In Key stage Two, through a variety of creative and practical activities, pupils should be taught the knowledge, understanding and skills needed to engage in an iterative process of designing and making. They should work in a range of relevant contexts, for example, the home, school, leisure, culture, enterprise, industry and the wider environment. When designing and making, pupils should be taught to:

 

Design

  • use research and develop design criteria to inform the design of innovative, functional, appealing products that are fit for purpose, aimed at particular individuals or groups
  • generate, develop, model and communicate their ideas through discussion, annotated sketches, cross-sectional and exploded diagrams, prototypes, pattern pieces and computer-aided design

Make

  • select from and use a wider range of tools and equipment to perform practical tasks, such as cutting, shaping, joining and finishing, accurately
  • select from and use a wider range of materials and components, including construction materials, textiles and ingredients, according to their functional properties and aesthetic qualities

Evaluate

  • investigate and analyse a range of existing products
  • evaluate their ideas and products against their own design criteria and consider the views of others to improve their work
  • understand how key events and individuals in design and technology have helped shape the world

Technical knowledge

  • apply their understanding of how to strengthen, stiffen and reinforce more complex structures
  • understand and use mechanical systems in their products, (for example as gears, pulleys, cams, levers and linkages)
  • understand and use electrical systems in their products, (for example series circuits incorporating switches, bulbs, buzzers and motors)
  • apply their understanding of computing to programme, monitor and control their products.

 

Key Stage Two Cooking and Nutrition Content Coverage:

 

As part of their work with food, pupils should be taught how to cook and apply the principles of nutrition and healthy eating. Instilling a love of cooking in pupils will also open a door to one of the great expressions of human creativity.
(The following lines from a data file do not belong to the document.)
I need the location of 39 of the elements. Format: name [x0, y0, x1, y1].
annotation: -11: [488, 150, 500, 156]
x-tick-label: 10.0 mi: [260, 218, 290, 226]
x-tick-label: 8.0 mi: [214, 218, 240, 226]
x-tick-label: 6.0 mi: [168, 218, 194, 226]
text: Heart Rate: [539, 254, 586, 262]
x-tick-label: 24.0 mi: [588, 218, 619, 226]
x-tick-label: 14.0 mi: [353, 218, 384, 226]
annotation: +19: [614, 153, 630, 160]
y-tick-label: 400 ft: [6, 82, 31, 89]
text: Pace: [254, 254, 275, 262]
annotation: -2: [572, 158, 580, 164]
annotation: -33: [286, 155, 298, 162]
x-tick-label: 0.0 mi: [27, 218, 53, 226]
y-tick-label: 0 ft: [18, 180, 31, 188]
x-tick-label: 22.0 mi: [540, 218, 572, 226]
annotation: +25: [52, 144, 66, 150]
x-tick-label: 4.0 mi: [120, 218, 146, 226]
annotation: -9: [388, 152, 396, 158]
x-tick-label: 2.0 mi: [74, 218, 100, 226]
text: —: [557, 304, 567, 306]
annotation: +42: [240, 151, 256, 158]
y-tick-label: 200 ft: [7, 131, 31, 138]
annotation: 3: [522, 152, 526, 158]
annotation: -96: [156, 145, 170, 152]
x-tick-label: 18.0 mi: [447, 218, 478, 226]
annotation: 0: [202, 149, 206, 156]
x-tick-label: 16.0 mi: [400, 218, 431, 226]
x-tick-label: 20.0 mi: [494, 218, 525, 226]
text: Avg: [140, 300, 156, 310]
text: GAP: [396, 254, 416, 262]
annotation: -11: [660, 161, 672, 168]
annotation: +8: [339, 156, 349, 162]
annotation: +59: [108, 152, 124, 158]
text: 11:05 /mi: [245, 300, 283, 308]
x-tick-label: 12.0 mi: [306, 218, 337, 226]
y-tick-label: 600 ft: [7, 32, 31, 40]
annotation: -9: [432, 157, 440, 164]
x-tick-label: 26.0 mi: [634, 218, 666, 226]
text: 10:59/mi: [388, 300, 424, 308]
Learning how to cook is a crucial life skill that enables pupils to feed themselves and others affordably and well, now and in later life.

 

Pupils should be taught to:

  • understand and apply the principles of a healthy and varied diet
  • prepare and cook a variety of predominantly savoury dishes using a range of cooking techniques
  • understand seasonality, and know where and how a variety of ingredients are grown, reared, caught and processed.